ON BEHALF OF THE BOARD
Iat Wai Chan, CEO
VIDA VENTURES LTD.
This press release contains forward-looking statements about Vida and WineOnline (collectively referred to as the "Resulting Issuer") and their respective businesses and future plans, including the planned acquisition, Concurrent Financing and proposed business. Forward-looking statements are statements that are not historical facts and include the nature of the Qualifying Transaction, securities anticipated to be issued to WineOnline's shareholders, Tier 2 listing on the Exchange, and the amount of the proposed Concurrent Financing. The forward-looking statements in this press release are subject to various risks, uncertainties and other factors that could cause the resulting issuer's actual results or achievements to differ materially from those expressed in or implied by forward-looking statements. These risks, uncertainties and other factors include, without limitation, uncertainty as to resulting issuer's ability to achieve the goals and satisfy the assumptions of management; uncertainties as to the availability and cost of financing; the Exchange review and approval of the Proposed Transaction and proposed new directors and officers; general economic factors and other factors that may be beyond the control of the parties. Forward-looking statements are based on the beliefs, opinions and expectations of the management of Vida and WineOnline at the time they are made respectively, and neither Vida or WineOnline assumes any obligation to update its forward-looking statements if those beliefs, opinions or expectations, or other circumstances, should change, to be maximum extent permitted by law.
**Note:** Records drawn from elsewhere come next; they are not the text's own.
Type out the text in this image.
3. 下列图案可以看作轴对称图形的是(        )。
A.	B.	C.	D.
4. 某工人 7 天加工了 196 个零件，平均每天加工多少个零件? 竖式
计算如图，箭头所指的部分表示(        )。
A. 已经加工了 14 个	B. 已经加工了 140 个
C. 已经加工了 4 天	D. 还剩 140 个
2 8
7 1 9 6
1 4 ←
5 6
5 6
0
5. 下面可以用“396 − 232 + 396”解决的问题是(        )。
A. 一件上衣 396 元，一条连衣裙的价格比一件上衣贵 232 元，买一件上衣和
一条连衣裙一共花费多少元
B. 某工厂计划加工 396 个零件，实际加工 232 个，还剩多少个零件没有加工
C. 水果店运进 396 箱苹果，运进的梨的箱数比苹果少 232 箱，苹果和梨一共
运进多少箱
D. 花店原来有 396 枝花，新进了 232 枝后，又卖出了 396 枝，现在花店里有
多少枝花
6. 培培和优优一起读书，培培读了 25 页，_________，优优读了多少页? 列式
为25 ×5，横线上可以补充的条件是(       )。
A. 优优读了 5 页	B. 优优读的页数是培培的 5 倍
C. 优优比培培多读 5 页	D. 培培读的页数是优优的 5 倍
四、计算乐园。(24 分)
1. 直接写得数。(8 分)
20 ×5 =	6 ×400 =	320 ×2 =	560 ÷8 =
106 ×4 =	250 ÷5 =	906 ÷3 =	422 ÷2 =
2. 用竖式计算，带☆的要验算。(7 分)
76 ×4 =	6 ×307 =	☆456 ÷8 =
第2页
Completion of the Proposed Transaction is subject to a number of conditions, including but not limited to Exchange acceptance and if applicable pursuant to other Exchange requirements. There can be no assurance that the Proposed Transaction will be completed as proposed or at all.
Investors are cautioned that, except as disclosed in the management information circular or filing statement to be prepared in connection with the Proposed Transaction, any information released or received with respect to the Proposed Transaction may not be accurate or complete and should not be relied upon. Trading in the securities of a capital pool company should be considered highly speculative.
The TSX Venture Exchange Inc. has in no way passed upon the merits of the Proposed Transaction and has neither approved nor disapproved the contents of this press release. Neither the TSX Venture Exchange nor its Regulation Services Provider (as that term is defined in the policies of the TSX Venture Exchange) accepts responsibility for the adequacy or accuracy of this release.